Fritz sah das anders. Er wollte kicken. Wenn nicht für Schwenningen, dann eben für die Villinger. Dafür trainierte der Junge fleißig. Seit Frühjahr traf er sich jeden Nachmittag mit den Necklemern. Als Spielfeld diente ihnen meist der Paulusplatz, und wenn man sie dort vertrieb, weil sie beim Spielen Lärm machten, suchten sie sich eben eine frisch gemähte Wiese auf dem Sauerwasen oder am Hirschberg.
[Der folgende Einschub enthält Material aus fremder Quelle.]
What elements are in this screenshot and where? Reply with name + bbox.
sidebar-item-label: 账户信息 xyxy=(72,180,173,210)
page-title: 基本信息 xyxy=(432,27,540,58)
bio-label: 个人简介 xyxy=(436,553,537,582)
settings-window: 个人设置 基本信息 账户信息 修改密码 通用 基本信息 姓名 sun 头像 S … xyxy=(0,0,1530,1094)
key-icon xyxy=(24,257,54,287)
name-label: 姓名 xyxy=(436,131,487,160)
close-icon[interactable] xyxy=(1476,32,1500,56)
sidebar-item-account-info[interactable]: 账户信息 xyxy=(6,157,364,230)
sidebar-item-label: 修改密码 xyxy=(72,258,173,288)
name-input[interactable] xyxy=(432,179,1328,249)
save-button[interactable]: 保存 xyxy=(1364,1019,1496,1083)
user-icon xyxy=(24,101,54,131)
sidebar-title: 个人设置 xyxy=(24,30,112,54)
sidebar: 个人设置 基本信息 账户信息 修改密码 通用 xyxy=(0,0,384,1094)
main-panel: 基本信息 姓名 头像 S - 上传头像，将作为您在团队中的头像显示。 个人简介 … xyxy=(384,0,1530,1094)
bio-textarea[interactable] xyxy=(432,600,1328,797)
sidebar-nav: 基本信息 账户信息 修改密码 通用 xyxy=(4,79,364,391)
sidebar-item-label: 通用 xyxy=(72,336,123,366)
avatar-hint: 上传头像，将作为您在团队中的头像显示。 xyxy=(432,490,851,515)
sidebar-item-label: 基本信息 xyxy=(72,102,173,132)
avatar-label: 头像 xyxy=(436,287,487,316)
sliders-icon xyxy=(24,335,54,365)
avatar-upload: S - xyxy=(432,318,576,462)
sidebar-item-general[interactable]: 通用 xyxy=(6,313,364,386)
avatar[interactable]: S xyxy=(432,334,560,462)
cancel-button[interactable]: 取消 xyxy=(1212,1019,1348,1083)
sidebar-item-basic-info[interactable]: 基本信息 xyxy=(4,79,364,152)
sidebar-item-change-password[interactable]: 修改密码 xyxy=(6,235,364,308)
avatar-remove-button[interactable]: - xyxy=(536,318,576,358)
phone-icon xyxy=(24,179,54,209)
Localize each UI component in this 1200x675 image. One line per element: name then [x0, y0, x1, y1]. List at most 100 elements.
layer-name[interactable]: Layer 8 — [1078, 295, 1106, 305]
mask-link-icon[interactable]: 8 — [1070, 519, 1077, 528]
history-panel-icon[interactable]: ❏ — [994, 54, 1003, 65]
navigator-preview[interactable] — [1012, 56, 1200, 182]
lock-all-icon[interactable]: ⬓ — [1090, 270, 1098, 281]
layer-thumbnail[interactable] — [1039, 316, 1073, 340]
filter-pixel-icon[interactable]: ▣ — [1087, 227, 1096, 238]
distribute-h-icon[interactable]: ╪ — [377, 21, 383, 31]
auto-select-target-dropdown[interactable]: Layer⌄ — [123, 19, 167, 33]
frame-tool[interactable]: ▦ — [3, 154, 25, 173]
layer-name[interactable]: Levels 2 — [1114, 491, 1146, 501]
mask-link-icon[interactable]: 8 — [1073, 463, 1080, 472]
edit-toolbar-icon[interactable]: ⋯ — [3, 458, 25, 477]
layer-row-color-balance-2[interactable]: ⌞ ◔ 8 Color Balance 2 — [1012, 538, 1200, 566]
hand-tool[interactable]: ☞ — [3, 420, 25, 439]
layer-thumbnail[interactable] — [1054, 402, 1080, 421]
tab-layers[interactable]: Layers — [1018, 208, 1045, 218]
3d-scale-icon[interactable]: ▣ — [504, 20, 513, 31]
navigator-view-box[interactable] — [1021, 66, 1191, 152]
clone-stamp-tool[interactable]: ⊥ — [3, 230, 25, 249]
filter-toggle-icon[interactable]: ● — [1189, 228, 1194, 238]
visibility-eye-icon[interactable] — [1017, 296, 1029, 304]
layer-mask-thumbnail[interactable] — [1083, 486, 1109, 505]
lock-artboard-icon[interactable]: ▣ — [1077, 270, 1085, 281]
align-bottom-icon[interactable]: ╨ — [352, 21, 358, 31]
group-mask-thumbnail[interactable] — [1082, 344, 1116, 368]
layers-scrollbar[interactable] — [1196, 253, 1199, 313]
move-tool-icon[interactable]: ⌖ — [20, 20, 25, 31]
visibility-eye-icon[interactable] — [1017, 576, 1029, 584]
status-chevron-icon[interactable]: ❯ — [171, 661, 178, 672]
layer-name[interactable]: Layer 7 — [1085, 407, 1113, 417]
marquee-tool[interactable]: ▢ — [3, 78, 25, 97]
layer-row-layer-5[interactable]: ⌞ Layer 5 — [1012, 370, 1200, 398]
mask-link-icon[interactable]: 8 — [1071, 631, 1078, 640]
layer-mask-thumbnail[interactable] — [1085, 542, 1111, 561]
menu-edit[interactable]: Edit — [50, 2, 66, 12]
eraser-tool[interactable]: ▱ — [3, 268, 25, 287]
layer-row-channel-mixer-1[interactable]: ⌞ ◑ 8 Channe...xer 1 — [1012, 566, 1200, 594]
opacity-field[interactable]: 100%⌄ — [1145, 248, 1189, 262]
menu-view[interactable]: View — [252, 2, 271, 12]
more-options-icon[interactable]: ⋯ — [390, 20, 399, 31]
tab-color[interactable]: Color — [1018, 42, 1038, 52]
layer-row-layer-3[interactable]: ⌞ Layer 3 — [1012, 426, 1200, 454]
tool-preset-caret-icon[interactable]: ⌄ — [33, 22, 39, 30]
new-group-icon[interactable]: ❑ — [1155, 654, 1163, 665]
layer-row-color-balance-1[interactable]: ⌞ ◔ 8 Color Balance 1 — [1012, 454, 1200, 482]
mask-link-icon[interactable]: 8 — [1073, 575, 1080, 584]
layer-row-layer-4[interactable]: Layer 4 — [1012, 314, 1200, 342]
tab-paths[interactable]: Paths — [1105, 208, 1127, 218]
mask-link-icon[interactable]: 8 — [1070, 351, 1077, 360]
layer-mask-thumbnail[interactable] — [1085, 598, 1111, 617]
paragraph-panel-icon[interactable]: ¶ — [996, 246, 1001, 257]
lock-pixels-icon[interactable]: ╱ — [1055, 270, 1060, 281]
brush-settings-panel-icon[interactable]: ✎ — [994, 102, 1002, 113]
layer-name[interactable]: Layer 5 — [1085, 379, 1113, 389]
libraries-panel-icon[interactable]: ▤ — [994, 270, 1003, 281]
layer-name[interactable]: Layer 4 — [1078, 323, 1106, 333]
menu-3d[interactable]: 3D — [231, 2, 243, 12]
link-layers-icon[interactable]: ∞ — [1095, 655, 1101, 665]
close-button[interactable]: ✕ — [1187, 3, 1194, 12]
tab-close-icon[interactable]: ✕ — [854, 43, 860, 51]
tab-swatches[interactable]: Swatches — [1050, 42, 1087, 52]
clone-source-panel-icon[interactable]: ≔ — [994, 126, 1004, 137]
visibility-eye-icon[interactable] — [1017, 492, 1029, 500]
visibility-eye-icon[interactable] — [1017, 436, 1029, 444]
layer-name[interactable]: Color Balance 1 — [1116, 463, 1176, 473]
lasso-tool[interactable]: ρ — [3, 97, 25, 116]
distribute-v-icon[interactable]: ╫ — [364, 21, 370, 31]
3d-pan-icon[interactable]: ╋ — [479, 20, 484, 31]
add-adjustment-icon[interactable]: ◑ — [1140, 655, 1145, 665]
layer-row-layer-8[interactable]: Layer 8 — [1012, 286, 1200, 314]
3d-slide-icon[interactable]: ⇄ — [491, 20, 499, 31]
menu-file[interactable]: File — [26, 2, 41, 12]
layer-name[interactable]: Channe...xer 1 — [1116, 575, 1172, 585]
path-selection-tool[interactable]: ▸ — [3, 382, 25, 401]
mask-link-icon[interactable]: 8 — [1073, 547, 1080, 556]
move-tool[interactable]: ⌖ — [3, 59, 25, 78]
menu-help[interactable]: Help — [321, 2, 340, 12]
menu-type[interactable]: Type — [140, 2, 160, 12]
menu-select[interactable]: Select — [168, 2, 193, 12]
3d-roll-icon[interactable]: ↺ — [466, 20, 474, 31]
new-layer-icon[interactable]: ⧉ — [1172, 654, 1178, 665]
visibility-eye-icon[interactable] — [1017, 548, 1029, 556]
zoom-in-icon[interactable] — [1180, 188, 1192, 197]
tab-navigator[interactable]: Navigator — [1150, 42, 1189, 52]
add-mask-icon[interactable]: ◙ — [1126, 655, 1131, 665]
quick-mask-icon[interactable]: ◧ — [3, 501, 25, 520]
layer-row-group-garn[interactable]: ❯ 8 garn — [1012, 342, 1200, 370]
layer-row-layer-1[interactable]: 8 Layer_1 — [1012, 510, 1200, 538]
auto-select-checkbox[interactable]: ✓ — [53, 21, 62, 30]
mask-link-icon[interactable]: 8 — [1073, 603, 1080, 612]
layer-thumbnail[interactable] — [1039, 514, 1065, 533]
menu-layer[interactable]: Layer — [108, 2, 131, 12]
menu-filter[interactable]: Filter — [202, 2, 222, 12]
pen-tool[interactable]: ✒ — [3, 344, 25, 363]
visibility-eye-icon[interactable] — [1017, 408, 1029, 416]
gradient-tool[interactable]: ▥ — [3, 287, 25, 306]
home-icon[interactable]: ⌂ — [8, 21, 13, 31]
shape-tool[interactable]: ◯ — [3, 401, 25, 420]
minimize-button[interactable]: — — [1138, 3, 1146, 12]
„Komm, Kleiner”, sagte Fritz und schubste den kleinen Franz vorwärts. „Gustl und die Jungs werden schon auf uns warten.” Der Siebenjährige beklagte sich nicht über die rüde Behandlung. Er war stolz darauf, dass ihn sein älterer Bruder zum Kicken mit den großen Buben mitnahm. Sie gingen die Bahnhofstraße hinunter, vorbei an der Kienzle-Fabrik Richtung Bismarckstraße, wo sie am Steg die Gleisanlage und gleich darauf die Neckarstraße überquerten.
„Du Fritz, heute lasst ihr mich aber auch mal Stürmer spielen?”, fragte Franz.
„Dafür bist zu noch zu klein. Du stellst dich wieder ins Tor, oder du kannst gleich nach Hause gehen.”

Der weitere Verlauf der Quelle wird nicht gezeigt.